Maléfique
film réalisé par Robert Stromberg
Résumé :
Il était une fois
un royaume lointain, baignant dans la paix et la prospérité. Le couple royal
qui le gouvernait était bon pour son peuple, mais il était triste car il ne
parvenait pas à avoir d’enfants. Jusqu’au jour où la reine accoucha d’une
ravissante petite fille. Une grande cérémonie fut donnée en l’honneur de ce
bébé tant espéré. Tous les notables du royaume furent invités. Les fées
elles-mêmes furent conviées à se pencher sur le berceau. Mais l’une d’entre
elles avait été oubliée. La grande, l’odieuse, l’ignoble Maléfiq…
Ah non, c’est pas
le bon script… ça, c’est le dessin animé de 1959. Mais où est passé notre
film ? Ah, le voilà. Mmh, je reprends.
Il était une fois
deux peuples antagonistes : le peuple des hommes et celui de la féerie. Mais
que connaissent des conflits les enfants ? Un petit d’homme pénétra dans le
royaume de féerie pour y voler une pierre précieuse… et c’est le cœur de la
pétillante Maléfique, une jeune fée malicieuse, qu’il ravit. Les deux êtres que
tout séparait grandirent dans l’amitié, puis l’amour, respectant leurs
différences à l’abri de la brutalité du monde des hommes. Mais l’ambition et la
cupidité du jeune voleur mirent un terme à leur complicité. Pour devenir roi,
ce dernier endormit Maléfique par traîtrise et l’amputa de ses ailes.
À son réveil,
Maléfique, pétrie de douleur, sombra dans une haine dévastatrice dont rien ne
semblait pouvoir la sauver…
Critique
(attention, spoilers) :
Maléfique est un petit bijou d’humour et
de stéréotypes retournés comme des gants pour le plus grand plaisir des petits
et des grands.

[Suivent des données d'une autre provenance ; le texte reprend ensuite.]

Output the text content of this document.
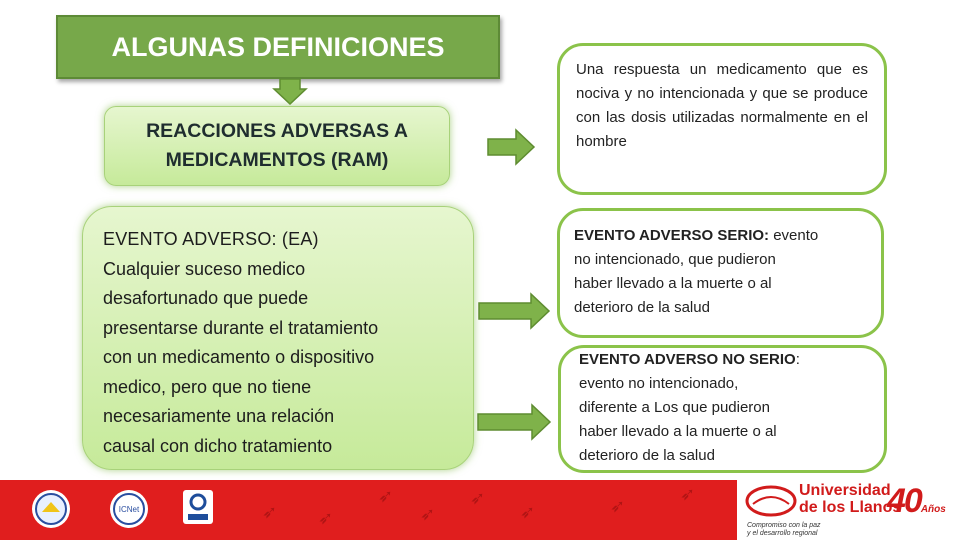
ALGUNAS DEFINICIONES
REACCIONES ADVERSAS A
MEDICAMENTOS (RAM)
Una respuesta un medicamento que es nociva y no intencionada y que se produce con las dosis utilizadas normalmente en el hombre
EVENTO ADVERSO: (EA)
Cualquier suceso medico
desafortunado que puede
presentarse durante el tratamiento
con un medicamento o dispositivo
medico, pero que no tiene
necesariamente una relación
causal con dicho tratamiento
EVENTO ADVERSO SERIO: evento
no intencionado, que pudieron
haber llevado a la muerte o al
deterioro de la salud
EVENTO ADVERSO NO SERIO:
evento no intencionado,
diferente a Los que pudieron
haber llevado a la muerte o al
deterioro de la salud
ICNet	➶ ➶
➶
➶
➶
➶	➶
➶	Universidad
de los Llanos
Compromiso con la paz
y el desarrollo regional
40Años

Angelina Jolie est lumineuse au cœur de la noirceur de son
personnage, lui insufflant une humanité et une vulnérabilité touchantes. Mais
les acteurs qui l’entourent ne sont pas en reste. Pour ne citer qu’eux, Sharlto
Copley, l’inoubliable Wikus van der Merwe de District 9 (ne serait-ce que pour son nom imprononçable) et
Elle Fanning, étoile montante à Hollywood, emplissent le film de leur présence dans
les rôles respectifs du roi Stéphane et de la princesse Aurore.
Pendant longtemps,
malgré son succès littéraire, la fantasy portée à l’écran n’a guère donné de
beaux fruits, hormis quelques rares exceptions parmi lesquelles les adaptations
cinématographiques du Seigneur des
anneaux et de Bilbo le Hobbit par
Peter Jackson. Néanmoins, on a pu voir ces dernières années fleurir de
surprenantes réussites, notamment grâce à la révision des contes de fées, comme
Blanche Neige et le chasseur (malgré
quelques défauts), mais surtout la série télévisée Once upon a time et à présent Maléfique.
Cette réécriture
audiovisuelle de La Belle au bois dormant
s’écarte radicalement des versions littéraires des frères Grimm et de Charles
Perrault, tout comme elle prend volontairement le contre-pied du dessin animé
Disney de 1959. On y retrouve bien sûr les scènes clés (le lancement du mauvais
sort, l’édification de la muraille d’épines, la rencontre du prince et de la
princesse, la plongée de cette dernière dans un sommeil profond…) mais vues
sous un jour totalement nouveau. Ici, ce sont les humains qui ont le mauvais
rôle. Guidés par un roi avide de pouvoir et sans merci, ils se montrent
impitoyables envers les membres du petit peuple.
On pourrait presque
voir dans ce film un retour aux sources du merveilleux, du temps où ce dernier,
païen, n’avait pas encore revêtu ses atours chrétiens. Voire observer, dans la
lutte qui oppose les hommes à la féerie, une métaphore (probablement
inconsciente) du combat livré par l’Église contre les folklores indigènes pour
les étouffer, ou tout au moins les acculturer. Un combat que la fantasy reprend
souvent au nom du merveilleux païen, comme une tentative désespérée de changer
l’issue de cette bataille qui, dans l’histoire, fut moins heureuse pour les
êtres féeriques.
Ce qui est sûr,
c’est que cette nouvelle version de La
Belle au bois dormant brise en mille éclats le mythe du true love kiss, largement diffusé par
l’industrie Disney elle-même, pour le reforger de manière assez inattendue.